Она одной рукой обвела поляну, на которой они стояли.
— Трудно быть угнетенной духом, Ангус, когда меньше чем в полумиле от дома такая красота, — сказала она, уклоняясь от его вопроса. — Для цветов уже поздно, но эта поляна идеальна в любое время года. Этот ручеек, стрекозы, хрупкие перья папоротника девичьи волосы — тончайшее кружево, превосходящее всякое воображение! Наш садовник говорит, что миниатюрность листиков и кружевная воздушность — особенность девичьих волос, растущих на этой поляне. Я знаю людей, восторгающихся павлиньими перьями, но я предпочту перо этого дивного папоротника.
Но отвлечь Ангуса ей не удалось.
— Мы живем в эпоху, когда личное тщательно оберегается, и я, как никто, понимаю, что леди доверяют сокровенное только мужьям. Однако я настаиваю на привилегиях того, кто уповает стать членом вашей семьи. Я люблю Мэри и надеюсь жениться на ней.
— Ангус! — Элизабет улыбнулась ему в полном восторге. — Ах, вот это чудесная новость! А она знает, что вы ее любите?
— Нет. Я не сделал ей предложения, пока десять дней жил в Хартфорде, так как видел, что она не готова его принять. — Его глаза заискрились. — Местный солиситер попытал удачу и был отвергнут категорически, хотя он молод, достаточно богат и хорош собой. Я учел его пример и предложил себя Мэри только в качестве доброго друга. Это был правильный ход в том смысле, что она не скрыла от меня ни свои честолюбивые помыслы, ни пылкую преданность Аргусу, автору писем. С одной стороны — девичьи грезы, но с другой — достойные замыслы. Я слушал, предлагал советы, какие, по моему мнению, она могла принять, а главным образом держал язык за зубами.

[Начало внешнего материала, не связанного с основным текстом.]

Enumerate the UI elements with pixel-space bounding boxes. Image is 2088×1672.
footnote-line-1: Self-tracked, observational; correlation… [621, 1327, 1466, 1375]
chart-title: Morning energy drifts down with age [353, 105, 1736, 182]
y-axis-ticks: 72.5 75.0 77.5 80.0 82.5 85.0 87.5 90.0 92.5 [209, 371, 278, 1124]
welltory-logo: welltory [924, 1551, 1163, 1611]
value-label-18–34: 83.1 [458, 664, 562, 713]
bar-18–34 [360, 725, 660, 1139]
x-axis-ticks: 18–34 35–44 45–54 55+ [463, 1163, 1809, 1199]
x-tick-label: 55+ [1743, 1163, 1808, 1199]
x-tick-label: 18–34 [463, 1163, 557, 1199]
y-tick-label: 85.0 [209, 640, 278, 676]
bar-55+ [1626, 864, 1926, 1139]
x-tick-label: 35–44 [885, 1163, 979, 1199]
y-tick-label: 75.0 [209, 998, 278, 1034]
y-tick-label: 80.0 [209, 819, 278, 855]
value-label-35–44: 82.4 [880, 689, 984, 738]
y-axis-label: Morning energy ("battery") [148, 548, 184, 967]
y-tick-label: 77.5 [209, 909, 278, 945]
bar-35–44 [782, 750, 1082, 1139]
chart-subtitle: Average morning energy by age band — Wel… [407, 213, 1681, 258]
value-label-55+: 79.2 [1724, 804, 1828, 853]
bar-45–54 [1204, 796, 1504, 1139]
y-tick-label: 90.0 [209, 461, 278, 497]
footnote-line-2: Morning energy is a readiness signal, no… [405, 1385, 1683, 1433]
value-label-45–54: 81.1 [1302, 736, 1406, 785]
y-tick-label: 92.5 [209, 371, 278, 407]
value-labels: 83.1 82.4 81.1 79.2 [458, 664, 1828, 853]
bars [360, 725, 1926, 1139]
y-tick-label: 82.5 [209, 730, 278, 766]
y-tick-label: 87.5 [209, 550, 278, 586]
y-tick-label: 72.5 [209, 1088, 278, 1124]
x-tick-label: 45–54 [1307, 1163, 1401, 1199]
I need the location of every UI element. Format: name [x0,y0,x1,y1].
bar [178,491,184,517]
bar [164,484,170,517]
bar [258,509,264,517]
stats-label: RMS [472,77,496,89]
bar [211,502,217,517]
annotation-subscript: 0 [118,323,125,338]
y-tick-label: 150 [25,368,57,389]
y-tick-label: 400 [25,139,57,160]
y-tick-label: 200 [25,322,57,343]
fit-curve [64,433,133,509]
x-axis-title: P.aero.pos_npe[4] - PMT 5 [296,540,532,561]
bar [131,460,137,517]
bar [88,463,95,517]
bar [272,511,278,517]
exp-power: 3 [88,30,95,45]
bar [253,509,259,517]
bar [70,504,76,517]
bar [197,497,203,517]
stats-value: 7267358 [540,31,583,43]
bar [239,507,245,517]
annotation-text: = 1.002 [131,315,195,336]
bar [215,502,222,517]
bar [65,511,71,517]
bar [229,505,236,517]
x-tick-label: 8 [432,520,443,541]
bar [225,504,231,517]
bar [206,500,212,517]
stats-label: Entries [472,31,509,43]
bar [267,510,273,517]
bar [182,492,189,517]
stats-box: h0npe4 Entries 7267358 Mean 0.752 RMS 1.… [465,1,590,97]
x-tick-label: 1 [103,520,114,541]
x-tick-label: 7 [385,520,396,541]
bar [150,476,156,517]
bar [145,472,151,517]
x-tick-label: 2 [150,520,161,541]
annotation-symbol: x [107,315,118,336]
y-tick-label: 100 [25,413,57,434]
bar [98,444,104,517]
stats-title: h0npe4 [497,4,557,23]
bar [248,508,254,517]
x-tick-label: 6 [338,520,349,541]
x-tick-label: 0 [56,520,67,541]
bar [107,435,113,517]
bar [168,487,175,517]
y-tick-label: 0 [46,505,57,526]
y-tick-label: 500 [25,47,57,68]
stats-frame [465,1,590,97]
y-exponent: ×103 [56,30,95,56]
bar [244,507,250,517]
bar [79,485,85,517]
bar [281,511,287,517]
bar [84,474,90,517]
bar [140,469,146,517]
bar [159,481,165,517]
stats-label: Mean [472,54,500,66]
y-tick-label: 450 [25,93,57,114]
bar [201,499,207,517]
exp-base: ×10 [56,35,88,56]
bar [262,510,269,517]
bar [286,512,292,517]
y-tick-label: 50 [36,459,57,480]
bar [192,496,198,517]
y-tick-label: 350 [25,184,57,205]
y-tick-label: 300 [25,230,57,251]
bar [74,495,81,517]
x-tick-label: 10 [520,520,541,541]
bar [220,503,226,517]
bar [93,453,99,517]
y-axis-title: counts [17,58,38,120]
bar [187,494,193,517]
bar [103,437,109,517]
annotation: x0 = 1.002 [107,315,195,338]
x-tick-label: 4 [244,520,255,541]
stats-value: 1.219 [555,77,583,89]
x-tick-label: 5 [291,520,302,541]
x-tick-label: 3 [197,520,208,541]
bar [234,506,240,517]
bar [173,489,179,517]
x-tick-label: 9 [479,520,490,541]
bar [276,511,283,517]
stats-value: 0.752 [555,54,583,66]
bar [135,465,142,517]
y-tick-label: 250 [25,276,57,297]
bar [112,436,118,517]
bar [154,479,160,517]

Элизабет нашла мшистый валун и села на него.
— Я была бы так счастлива, Ангус, назвать вас членом нашей семьи. А что вы ей не открылись, думаю, ваш инстинкт вас не обманул. Мэри всегда была невысокого мнения о мужчинах, но противостоять столь презентабельному и умному мужчине, как вы?
— Надеюсь, не вечно, — сказал он чуть грустно. — Я обрел ее доверие и уповаю обрести ее любовь. — Ничего больше он сказать не мог; Аргус должен был оставаться его тайной.
— Почему вы выбрали ее, чтобы полюбить? — спросила Элизабет.
Он вскинул брови.
— Выбрал? Странное слово в сочетании с любовью! Не думаю, что речь вообще тут может идти о выборе. Я богат, я не дряхл и мое лицо, как считают, женщинам нравится. Говорю я все это в подкрепление тому, что обо мне говорят в свете — что я могу выбрать самую подходящую невесту. Так почему Мэри менее всего подходящая? Если имелось видимое начало, то, полагаю, причина — ее красота, которую не способна умалить даже ее жуткая манера одеваться. Но когда я кое-как сумел познакомиться с ней, я столкнулся с колючей, мизантропичной, яростно независимой душой, пылающей желанием оставить свой след в английском образе мышления. Назвать ее философом нельзя. Она не постигла основ философии, не имеет систематического знакомства с ее теориями, с ее эволюцией. Но я видел, что семнадцать лет, отданных заботам о матери, открыли ей широкий доступ к книгам, обычно не рекомендуемым для женского чтения и внушившим ей почти отчаянное желание освободиться от пут, наложенных обычаем на женщин. Невежество — лучший друг и союзник обычая, и в первую очередь обычаев, налагаемых на существа низшего порядка, вроде женщин или чернокожих. Ну а Мэри лишилась своего невежества, она стала образованной. И ей достало здравого смысла понять, что без практического опыта одного ее образования мало. Все это вместе взятое, по моему убеждению, и заставило ее приступить к осуществлению своего замысла. Думаю, своим делом она изберет не облегчение нищеты, а образование для всех.